My parents had me by accident. They were missionaries in Bolivia, fresh out of college and waiting for the day when the sky would split open and Jesus would return. For weeks after my mother discovered she was pregnant with me, she felt waves of fear and anxiety. Not because she wasn’t happy, but because it was not in The Plan.

Mum and dad met in College.  They often talked about whether The End might come before they graduated. It could be at any time; the signs were all posted. My father said it was like a countdown for a space flight. “You wait and wait, with everything ready and then someone says Countdown! Then 10, 9,8, right down to blast0ff!”

So here was my mother, with a child on the way, in the jungle, so far from everything. The Plan was to take the message about the coming new world to every tribe on the planet.

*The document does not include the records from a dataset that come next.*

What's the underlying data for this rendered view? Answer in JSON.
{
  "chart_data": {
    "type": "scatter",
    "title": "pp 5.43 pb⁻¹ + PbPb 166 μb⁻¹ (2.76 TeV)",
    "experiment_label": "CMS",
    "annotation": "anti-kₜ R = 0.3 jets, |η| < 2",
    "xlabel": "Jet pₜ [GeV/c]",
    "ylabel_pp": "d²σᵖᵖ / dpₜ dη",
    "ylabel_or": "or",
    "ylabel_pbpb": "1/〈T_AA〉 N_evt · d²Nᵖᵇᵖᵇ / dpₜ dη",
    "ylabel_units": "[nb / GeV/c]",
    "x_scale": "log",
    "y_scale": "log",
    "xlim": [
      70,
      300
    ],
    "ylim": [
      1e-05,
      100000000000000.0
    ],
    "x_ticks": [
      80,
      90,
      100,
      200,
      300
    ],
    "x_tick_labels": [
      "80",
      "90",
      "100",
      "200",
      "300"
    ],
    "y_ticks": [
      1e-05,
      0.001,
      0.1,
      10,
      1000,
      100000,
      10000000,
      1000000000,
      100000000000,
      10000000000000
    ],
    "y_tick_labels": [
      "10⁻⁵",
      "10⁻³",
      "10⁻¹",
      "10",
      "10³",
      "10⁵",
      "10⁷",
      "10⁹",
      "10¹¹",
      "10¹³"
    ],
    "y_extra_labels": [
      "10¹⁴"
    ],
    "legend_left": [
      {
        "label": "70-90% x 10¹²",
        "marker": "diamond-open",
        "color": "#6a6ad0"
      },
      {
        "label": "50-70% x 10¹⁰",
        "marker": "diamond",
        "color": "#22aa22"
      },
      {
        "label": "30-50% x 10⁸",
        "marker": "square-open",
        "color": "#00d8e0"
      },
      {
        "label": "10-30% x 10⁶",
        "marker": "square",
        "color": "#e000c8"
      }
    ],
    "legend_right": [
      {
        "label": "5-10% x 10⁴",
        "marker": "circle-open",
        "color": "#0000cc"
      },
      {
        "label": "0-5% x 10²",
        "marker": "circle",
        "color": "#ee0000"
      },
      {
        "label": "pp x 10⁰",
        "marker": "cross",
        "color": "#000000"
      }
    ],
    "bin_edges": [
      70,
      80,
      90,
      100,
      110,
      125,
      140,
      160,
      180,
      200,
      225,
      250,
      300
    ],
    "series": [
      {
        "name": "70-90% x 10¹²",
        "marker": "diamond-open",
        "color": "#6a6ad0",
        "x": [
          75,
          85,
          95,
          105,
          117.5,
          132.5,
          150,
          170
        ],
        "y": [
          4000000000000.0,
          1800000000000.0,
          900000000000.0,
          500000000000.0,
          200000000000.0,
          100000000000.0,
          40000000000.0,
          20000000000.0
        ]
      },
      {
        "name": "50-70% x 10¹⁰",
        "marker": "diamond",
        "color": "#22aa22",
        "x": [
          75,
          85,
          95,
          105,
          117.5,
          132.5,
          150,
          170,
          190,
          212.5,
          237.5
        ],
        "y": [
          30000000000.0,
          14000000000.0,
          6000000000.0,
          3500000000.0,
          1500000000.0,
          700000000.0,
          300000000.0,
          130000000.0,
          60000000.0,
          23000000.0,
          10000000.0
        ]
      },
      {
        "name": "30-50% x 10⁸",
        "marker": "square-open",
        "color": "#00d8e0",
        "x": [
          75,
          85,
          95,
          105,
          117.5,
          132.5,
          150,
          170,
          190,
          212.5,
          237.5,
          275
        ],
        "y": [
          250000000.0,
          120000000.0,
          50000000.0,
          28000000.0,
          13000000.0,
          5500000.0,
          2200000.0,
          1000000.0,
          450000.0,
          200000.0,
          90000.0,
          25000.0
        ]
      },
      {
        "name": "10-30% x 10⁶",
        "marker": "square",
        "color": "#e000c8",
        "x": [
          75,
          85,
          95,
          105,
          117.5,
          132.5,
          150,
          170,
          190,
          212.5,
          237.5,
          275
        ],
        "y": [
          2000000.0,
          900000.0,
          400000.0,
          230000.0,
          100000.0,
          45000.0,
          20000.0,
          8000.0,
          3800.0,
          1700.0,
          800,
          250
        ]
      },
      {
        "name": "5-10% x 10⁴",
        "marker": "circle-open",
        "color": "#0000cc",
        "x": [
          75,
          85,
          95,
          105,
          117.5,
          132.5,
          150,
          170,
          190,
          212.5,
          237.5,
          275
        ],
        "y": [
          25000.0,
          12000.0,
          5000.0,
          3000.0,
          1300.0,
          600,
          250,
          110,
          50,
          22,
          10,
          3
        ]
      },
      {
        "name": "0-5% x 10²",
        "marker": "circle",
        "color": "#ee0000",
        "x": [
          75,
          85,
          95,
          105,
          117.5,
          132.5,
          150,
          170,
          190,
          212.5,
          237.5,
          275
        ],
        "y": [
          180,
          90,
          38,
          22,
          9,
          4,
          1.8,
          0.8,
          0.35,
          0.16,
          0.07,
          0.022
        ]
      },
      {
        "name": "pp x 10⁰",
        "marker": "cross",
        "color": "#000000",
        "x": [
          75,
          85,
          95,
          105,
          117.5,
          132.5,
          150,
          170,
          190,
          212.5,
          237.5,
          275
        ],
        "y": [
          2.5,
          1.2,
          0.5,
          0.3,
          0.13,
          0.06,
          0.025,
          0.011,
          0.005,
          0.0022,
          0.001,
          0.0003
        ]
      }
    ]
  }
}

Some anthropologists had prepared a database of ethnic groups and put it up on a wall at the College.  Colored maps showed the location of some 637 groups that were still in the dark about The End. Fervent speakers said they knew what it would take; they had heard the mission declared a hundred times: “Go into all the world and make disciples of all nations, every kindred, tongue and people…and then will come The End.” All of which meant: the new world was not coming until the anthropologists had identified every language group in the world, and their locations. and message-filled literature was delivered to them in person.

My parents met at the South American section of the wall map. It’s like a huge upside-down pear, and Bolivia was at eye level for my mum. My dad was trying to pronounce the names, they looked at each other and both said, “Cochabamba” at exactly the same moment, and that was that. Four months later, they were married.

So that’s how it all started. Except I was not in The Plan.